14. The production logging tool according to claim 12, wherein the chloride sensor on the production logging tool comprises a fluid resistivity sensor, and the measurement comprises a measurement of a resistivity of the fluid.
15. The production logging tool according to claim 12, wherein the chloride sensor on the production logging tool comprises a neutron capture cross-section sensor, and the measurement comprises a measurement of a sigma of the fluid.
16. The production logging tool according to claim 12, wherein the processor further correlates the measurements of the water sensor and the chloride sensor in time.
17. The production logging tool according to claim 12, further comprising a conveyance comprising one of a wireline, a slickline, a coiled tubing conveyance, and a tractor.
18. The production logging tool according to claim 12, wherein the processor determines the fluid is naturally occurring in the formation if the level of the chloride content is less than approximately 20,000 ppm.
19. The production logging tool according to claim 12, wherein the processor determines the fluid is injection fluid if the level of the chloride content is greater than approximately 25,000 ppm.
20. The production logging tool according to claim 12, wherein the processor is configured to determine the fluid is outside of the formation if the chloride content is greater than approximately 80,000 ppm.
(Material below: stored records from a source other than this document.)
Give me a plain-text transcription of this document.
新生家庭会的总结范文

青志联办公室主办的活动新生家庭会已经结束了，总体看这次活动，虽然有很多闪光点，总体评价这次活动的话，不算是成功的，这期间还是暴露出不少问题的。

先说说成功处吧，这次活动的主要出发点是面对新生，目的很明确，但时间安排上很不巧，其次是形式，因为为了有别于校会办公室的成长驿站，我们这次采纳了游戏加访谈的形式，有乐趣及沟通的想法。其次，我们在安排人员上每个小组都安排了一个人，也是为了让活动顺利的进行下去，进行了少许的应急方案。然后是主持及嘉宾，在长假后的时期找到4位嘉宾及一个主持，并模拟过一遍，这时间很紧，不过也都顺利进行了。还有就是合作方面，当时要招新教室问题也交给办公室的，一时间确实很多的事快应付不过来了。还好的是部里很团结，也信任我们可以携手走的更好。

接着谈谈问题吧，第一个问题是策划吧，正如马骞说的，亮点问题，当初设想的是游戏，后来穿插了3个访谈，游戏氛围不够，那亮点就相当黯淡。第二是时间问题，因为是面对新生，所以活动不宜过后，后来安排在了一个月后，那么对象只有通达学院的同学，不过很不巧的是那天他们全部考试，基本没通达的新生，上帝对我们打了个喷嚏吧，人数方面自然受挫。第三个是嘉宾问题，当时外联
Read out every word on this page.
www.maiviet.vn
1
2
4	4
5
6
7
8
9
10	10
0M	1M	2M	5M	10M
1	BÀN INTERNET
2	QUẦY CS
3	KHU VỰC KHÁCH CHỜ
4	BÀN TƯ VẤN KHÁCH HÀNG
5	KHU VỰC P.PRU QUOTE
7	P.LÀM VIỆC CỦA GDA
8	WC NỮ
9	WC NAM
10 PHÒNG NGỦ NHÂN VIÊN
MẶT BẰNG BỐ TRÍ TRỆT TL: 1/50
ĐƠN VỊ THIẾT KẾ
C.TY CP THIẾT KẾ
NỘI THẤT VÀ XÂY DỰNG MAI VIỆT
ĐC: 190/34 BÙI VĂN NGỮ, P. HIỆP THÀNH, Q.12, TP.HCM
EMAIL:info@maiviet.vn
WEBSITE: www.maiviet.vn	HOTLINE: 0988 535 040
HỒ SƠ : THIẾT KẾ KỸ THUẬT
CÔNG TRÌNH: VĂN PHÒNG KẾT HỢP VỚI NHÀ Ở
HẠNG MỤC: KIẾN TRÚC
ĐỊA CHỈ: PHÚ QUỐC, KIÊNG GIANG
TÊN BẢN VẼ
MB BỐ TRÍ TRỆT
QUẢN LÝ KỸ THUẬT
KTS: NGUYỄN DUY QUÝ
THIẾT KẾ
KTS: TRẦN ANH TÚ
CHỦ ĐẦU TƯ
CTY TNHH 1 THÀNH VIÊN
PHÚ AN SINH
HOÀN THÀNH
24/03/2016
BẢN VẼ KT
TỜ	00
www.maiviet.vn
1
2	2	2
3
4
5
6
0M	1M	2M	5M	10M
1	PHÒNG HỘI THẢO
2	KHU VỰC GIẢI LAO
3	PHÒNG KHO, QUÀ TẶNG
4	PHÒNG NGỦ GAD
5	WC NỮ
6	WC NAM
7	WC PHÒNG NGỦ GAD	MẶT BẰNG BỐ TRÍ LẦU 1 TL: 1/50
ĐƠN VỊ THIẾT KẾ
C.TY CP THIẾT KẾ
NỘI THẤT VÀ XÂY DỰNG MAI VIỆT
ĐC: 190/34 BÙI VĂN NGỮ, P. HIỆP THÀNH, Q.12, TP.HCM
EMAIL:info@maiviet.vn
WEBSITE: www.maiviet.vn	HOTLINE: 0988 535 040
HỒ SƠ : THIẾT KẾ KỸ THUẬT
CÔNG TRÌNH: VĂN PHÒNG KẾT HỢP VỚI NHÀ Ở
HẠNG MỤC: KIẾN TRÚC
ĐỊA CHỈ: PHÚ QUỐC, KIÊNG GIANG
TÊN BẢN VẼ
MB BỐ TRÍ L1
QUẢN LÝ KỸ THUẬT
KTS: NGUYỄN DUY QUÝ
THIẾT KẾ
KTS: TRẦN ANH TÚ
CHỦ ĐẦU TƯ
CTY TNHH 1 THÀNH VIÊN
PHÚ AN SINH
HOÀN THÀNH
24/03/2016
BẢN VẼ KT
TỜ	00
The present disclosure relates to techniques for performing fluid analysis. More particularly, the present disclosure relates to techniques, such as production logging, for performing fluid analysis of downhole fluids to detect, for example, chloride content.

Oilfield operations, such as drilling, completion, stimulation, production and/or other operations, may be used to locate and produce valuable hydrocarbons. Production operations may be used to draw located fluids from downhole locations through a wellbore and to surface facilities. Stimulation operations may be performed to facilitate production of fluids from downhole reservoirs. During stimulation, injection fluids may be pumped into surrounding formations to fracture the formation and create pathways for fluid flow. During production, fluid flowing from the formations and into the wellbore may contain a variety of downhole fluids, such as oil, gas, water, etc., and suspended solids. In some cases, such as when operating in certain mature oilfields, the produced fluid may be rich in water.

Production logging can be performed for monitoring the performance and health of a producing well. Such production logging may be used to determine dynamics and nature of the fluids flowing into the wellbore. Interpretation of data captured during production logging can be used to provide information on a wide variety of aspects of the wellbore. The information gathered may be generated on a production log.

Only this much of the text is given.